The governments are in a ‘stuck’ position, mainly if they panic too much, they look stupid, while if they don’t panic enough, they will be accused of not panicking enough. They’re stuck in a rock and a hard place, but the Government of British Columbia has struck a very nice balance between these two.

There might even be a cultural change where telecommuting may be even more acceptable than it is at present. This has been going on at a snail’s pace, but Coronavirus will accelerate it. Will office REITs be killed?

Netflix, Amazon Prime Video, Hulu will receive record subscriptions; internet providers are going to deliver record amount of bandwidth.

There will be a considerable element of demand destruction in North America over the next month, but after that, things should normalize. Fundamentally, life continues, and pension funds need to make their returns. The character of the returns, however, will be somewhat different because interest rates are once again at the zero boundary. There will be a drive to TINA – There is No Alternative, which means that the drive for yield will be very alluring. You can’t invest in bonds (zero return, or you’ll probably get a 2-3% spread on BBB-A type issuers), so equity will be the only game in town (once again).

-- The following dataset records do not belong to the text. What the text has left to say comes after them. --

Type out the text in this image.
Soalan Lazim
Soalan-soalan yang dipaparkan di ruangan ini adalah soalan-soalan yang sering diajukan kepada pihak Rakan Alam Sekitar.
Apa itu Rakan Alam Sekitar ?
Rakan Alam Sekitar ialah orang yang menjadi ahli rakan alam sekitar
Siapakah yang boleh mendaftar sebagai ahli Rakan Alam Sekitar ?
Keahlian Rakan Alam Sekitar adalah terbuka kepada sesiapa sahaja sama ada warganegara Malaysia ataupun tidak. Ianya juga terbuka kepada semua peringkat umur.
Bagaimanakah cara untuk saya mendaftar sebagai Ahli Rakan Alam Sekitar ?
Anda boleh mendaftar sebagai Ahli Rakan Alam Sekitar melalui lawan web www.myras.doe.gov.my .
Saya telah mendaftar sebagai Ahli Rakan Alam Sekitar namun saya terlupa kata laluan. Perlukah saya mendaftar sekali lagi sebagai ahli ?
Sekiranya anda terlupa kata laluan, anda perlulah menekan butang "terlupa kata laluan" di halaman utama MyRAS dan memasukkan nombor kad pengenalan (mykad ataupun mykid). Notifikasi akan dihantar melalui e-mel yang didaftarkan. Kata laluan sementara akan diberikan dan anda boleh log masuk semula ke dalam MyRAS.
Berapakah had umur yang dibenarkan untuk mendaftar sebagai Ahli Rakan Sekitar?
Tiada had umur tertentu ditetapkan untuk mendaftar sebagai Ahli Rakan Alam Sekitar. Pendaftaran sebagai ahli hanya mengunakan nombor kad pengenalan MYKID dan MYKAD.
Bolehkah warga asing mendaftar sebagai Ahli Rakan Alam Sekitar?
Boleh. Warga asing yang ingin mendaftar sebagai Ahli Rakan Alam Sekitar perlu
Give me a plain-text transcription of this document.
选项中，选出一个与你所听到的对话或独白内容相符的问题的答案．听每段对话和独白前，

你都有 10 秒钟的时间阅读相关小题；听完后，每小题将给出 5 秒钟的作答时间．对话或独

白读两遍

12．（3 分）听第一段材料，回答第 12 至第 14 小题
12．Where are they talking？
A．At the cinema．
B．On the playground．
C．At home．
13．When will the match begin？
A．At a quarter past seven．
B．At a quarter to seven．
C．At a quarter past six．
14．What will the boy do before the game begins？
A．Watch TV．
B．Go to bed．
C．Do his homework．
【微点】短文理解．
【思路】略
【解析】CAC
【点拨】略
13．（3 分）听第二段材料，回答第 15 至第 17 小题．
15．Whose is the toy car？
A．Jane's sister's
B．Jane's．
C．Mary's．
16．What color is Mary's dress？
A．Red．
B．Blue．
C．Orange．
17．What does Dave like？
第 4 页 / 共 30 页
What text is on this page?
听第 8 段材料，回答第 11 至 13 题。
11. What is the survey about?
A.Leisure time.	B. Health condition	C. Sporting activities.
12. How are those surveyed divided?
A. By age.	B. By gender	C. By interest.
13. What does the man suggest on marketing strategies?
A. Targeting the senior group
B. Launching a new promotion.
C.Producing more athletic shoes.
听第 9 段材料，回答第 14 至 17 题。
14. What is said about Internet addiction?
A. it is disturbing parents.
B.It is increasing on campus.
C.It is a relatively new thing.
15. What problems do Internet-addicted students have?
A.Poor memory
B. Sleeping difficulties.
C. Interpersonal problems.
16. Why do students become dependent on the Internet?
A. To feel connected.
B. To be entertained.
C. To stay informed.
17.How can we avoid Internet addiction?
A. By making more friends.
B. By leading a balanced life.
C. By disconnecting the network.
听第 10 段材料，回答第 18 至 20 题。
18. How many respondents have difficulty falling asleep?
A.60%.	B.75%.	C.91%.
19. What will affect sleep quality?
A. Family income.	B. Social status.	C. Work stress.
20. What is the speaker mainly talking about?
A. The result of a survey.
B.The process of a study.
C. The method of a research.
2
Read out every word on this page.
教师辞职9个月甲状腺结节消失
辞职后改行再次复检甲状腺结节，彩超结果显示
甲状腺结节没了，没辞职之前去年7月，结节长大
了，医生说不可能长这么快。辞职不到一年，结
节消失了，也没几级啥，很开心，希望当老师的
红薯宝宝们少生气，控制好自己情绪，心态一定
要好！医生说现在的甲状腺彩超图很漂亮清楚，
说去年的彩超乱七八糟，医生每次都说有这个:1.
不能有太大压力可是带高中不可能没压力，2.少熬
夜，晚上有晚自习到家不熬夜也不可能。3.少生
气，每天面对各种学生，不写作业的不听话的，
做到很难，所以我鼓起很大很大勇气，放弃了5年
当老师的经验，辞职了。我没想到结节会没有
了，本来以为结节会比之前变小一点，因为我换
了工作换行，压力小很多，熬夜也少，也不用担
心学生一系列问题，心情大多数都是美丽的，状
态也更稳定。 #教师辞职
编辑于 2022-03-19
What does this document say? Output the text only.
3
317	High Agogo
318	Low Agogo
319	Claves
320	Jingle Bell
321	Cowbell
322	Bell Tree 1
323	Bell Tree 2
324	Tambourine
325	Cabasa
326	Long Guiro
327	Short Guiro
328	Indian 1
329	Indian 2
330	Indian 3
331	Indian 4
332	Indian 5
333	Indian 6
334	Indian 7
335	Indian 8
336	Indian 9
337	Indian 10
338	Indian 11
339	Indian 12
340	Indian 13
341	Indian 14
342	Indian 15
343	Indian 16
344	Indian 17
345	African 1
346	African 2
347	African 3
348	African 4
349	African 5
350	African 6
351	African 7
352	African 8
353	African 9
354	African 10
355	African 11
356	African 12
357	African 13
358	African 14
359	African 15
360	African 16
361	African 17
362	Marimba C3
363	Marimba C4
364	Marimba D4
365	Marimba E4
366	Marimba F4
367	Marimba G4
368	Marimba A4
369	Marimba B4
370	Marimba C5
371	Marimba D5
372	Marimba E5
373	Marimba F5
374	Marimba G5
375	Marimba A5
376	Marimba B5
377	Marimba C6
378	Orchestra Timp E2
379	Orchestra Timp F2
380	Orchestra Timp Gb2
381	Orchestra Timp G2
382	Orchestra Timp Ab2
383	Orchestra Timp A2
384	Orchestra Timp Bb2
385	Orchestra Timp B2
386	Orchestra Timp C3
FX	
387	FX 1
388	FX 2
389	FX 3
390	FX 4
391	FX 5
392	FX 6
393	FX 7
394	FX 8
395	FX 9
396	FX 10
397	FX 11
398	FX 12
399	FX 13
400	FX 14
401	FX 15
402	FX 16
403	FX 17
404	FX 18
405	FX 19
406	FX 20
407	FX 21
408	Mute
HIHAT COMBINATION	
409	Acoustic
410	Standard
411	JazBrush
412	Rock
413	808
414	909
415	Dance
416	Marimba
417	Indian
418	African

Gold, the last safe haven, people are still discovering like preferred shares and bonds, that it is not immune – right now gold is being sold to raise cash to buy other “risk-on” assets, but once the Federal Reserve and other central banks polish off their 2008 game plans and re-execute it, the currency depreciation should flow into commodities in a dramatic fashion – this will include gold to a degree.

Another question is what happens with inflation. Right now with the demand destruction and possible collapse of debts by companies that were already teetering on the brink – this will likely cause a drop in CPI. But I’m wondering about the rebound effect – once that has all been dealt with over the next 12 months, will there be a shortage of goods/services available relative to the money supply? Will we be seeing a huge rebound in consumer costs circa 2021-2022? Just a thought.

Finally, the US and Canadian governments are going to blow deficits like you’ve never seen before. I’m expecting Canada to announce a $60 billion dollar deficit for the upcoming fiscal year. The US will probably blow a couple trillion dollars. They can do so, and have the financial capacity (interest rates are at zero, after all).

Where does all of this fiscal stimulus go? In an idea world, public infrastructure – stuff that will be actually useful and consume domestic goods and services. The question is whether it actually does so or not. But the underlying point here is that companies that have relatively large amounts of revenues from government sources – they will likely do well. Engineering firms, defense, etc.

In particular I’ll disclose a holding in BWX Technologies (BWXT on the NYSE) which specializes in nuclear engineering in defence and civilian fields. This position was acquired within the last week. While it has not been taken down nearly as much as most of the rest of the stock market, I am pretty sure this company will be higher in a year.

I have also taken a long position on the S&P 500 futures at the close of March 12, 2020, which was at 2475. Equity liquidity will reign, and nothing will be receiving liquidity more than the Apples, Microsofts, Amazons, etc., of the US universe. My price target is 3100. This is in absence of having conviction on anything other than a few select names of reasonably credible companies (e.g. BWXT) that I’ve done a ton of due diligence on prior to this crash.

Companies that can collect cash and nowhere close to any credit covenants/maturities are critical variables at this point.